Per otto lunghi anni, gran parte della stampa occidentale ha convinto il proprio pubblico che l’annessione della Crimea e l’occupazione del Donbass avevano determinate ragioni. Giornalisti, politici e diplomatici ucraini letteralmente hanno gridato che i russi si erano appropriati dei nostri territori e che i “ribelli” locali avevano poco a che fare con questa cosa e che l’aggressione non era giustificata. Non sono stati ascoltati.
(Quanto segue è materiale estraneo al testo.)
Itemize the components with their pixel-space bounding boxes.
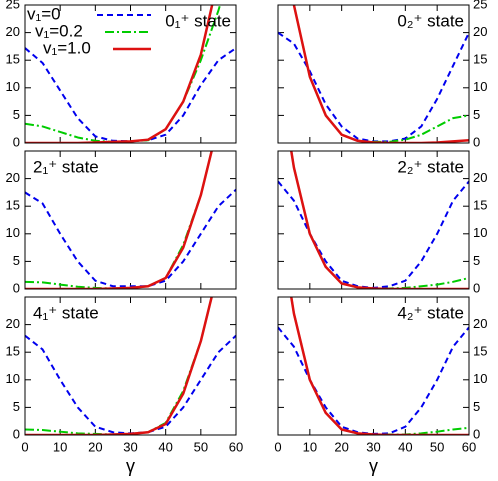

Molti hanno dato spazio agli oppositori e ai giornalisti russi che non volevano concentrarsi sulla sottrazione illegale dei territori. Le loro voci a volte sono state ascoltate più di quelle degli ucraini, che hanno visto con i propri occhi gli ufficiali russi rapire e torturare gli ucraini.
Per otto anni, la Russia si è abituata al fatto di non aver ricevuto praticamente alcuna punizione per le sue azioni nei confronti dell’Ucraina.
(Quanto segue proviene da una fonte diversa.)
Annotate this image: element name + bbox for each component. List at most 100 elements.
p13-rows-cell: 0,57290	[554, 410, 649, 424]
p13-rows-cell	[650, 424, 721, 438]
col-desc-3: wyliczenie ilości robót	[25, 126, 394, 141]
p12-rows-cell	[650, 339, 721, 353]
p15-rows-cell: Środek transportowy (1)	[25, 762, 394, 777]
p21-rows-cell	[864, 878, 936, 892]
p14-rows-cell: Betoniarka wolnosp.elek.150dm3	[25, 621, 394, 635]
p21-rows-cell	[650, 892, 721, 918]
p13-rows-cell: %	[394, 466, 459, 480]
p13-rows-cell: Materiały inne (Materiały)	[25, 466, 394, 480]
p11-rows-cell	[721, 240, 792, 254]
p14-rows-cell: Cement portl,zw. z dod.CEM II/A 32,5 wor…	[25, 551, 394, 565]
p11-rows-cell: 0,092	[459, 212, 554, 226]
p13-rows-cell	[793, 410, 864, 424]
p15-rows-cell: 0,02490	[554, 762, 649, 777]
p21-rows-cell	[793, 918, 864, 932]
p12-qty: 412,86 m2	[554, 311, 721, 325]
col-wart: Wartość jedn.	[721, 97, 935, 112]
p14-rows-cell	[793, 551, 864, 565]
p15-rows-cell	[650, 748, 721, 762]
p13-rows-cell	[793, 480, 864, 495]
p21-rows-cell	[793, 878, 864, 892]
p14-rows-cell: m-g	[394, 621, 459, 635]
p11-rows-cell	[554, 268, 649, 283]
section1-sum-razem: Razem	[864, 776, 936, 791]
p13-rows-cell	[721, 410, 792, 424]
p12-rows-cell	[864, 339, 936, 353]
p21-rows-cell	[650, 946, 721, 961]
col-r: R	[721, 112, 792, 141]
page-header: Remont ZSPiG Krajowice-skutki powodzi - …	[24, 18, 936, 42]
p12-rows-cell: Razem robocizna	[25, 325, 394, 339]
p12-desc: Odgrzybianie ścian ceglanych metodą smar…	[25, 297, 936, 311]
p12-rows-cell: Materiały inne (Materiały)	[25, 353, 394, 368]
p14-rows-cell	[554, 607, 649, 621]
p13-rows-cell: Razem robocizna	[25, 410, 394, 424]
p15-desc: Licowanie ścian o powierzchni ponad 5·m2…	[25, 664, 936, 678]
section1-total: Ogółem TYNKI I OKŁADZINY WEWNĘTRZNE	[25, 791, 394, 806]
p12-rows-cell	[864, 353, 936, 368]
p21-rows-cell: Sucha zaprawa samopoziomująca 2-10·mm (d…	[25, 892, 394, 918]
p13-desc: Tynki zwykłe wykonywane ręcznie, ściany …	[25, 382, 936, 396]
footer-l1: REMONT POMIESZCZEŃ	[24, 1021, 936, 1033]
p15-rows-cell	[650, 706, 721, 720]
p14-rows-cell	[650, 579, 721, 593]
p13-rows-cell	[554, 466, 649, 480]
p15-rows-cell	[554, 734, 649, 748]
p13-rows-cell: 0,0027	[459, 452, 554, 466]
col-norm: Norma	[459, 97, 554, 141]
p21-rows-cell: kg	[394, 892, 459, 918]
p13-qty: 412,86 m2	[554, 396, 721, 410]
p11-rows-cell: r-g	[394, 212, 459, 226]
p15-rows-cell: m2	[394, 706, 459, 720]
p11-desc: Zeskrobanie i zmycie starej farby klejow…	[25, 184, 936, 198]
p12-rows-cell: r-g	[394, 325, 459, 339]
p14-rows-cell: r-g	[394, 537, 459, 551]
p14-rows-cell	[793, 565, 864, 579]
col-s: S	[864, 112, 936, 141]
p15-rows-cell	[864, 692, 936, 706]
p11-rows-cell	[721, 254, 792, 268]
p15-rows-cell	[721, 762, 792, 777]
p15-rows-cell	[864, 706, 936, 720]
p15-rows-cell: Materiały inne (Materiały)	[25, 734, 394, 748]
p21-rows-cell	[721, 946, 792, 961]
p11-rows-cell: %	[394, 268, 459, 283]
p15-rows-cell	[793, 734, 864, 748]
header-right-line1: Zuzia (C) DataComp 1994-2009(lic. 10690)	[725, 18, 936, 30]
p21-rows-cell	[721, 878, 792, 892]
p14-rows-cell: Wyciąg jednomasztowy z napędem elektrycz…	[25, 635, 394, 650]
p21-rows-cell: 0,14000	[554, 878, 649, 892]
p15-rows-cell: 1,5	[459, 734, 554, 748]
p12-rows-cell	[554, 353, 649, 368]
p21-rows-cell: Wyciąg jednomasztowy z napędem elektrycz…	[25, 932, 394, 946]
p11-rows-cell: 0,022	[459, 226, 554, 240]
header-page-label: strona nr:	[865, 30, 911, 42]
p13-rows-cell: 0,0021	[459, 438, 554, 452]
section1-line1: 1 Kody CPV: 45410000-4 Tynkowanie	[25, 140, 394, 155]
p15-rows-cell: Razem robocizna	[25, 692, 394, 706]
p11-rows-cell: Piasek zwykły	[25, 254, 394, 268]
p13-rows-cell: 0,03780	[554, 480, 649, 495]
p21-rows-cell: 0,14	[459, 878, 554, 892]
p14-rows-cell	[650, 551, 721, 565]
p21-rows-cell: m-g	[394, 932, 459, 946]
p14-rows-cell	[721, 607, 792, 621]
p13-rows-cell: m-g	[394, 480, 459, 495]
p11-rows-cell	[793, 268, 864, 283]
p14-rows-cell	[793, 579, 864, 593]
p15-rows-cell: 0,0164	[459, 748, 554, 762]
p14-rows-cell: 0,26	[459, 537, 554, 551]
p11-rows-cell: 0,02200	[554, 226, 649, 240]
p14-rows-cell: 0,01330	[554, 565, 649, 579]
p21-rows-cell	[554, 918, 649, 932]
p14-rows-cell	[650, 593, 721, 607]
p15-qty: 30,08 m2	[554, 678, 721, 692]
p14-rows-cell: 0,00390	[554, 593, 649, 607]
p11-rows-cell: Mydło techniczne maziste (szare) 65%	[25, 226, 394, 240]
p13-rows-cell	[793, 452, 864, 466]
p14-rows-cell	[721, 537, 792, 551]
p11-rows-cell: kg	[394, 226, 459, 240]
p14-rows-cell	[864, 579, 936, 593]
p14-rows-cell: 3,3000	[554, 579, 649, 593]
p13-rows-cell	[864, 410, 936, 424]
Molti hanno cercato di convincere gli ucraini della necessità di comprendere e accettare l’azione russa e negoziare la pace. Ci è stato detto: da voi la corruzione è tanta, avete gli estremisti di destra, non siete bravi abbastanza, quanto l’Europa ha bisogno, non siete degni di essere membri dell’Ue.
Se il mondo avesse ascoltato l’Ucraina, una guerra su vasta scala si sarebbe potuta fermare. Se i media occidentali avessero comunicato al loro pubblico le vere ragioni della guerra di annientamento della Russia contro l’Ucraina, forse almeno l’esercito ucraino avrebbe armi a sufficienza per resistere meglio all’aggressione militare. Forse, dopotutto, Putin potrebbe non aver osato attaccare.
Una voce importante
Oggi più che mai è importante dare voce ai giornalisti e alle persone locali che hanno qualcosa da dire. Nella guerra con la Russia, l’Ucraina difende i confini dell’Europa, la sua integrità e sicurezza, quindi oggi siamo i vostri occhi e le vostre orecchie, le vostre gambe e le vostre braccia. Seguiamo quello che succede giorno per giorno. Contiamo i giorni dall’inizio dell’invasione e attendiamo la sua fine come un miracolo.
Eppure le fondazioni occidentali continuano a invitare a discussioni pubbliche gli ucraini insieme ai russi, ci invitano a competere insieme per borse di studio e sovvenzioni. Il Die Welt assume una propagandista russa, diventata famosa unicamente per essere andata in diretta con una protesta sulla televisione di stato, mentre decine di giornalisti ucraini non riescono a lavorare e provvedere ai bisogni primari.
I giornalisti russi sono costantemente sui giornali, raccontano di come soffrono per le azioni delle autorità russe, dell’impossibilità di usare i loro conti in banca perché sono stati sanzionati, di come sono costretti a patire la censura militare russa secondo cui la guerra non può essere chiamata guerra. I giornalisti ucraini intanto vanno in onda da rifugi antiaerei e raggiungono zone militari pericolose per mostrare come l’esercito russo bombarda e giustizia i civili.
Dall’inizio dell’invasione, i russi hanno ucciso dodici giornalisti. Tra questi c’erano sia giornalisti occidentali che locali. Tristemente i giornalisti danno la vita e compromettono la propria salute per mostrare al mondo cosa succede nel mezzo dell’Europa.
L’Ucraina difende l’Europa e i valori europei dalla Russia. Difendiamo duramente la libertà del mondo democratico, conosciamo il prezzo di questa libertà ed è tempo di fare i conti con il fatto che la nostra voce è importante. Perché siamo europei e siamo uguali. E siamo tutti uguali anche di fronte alla morte.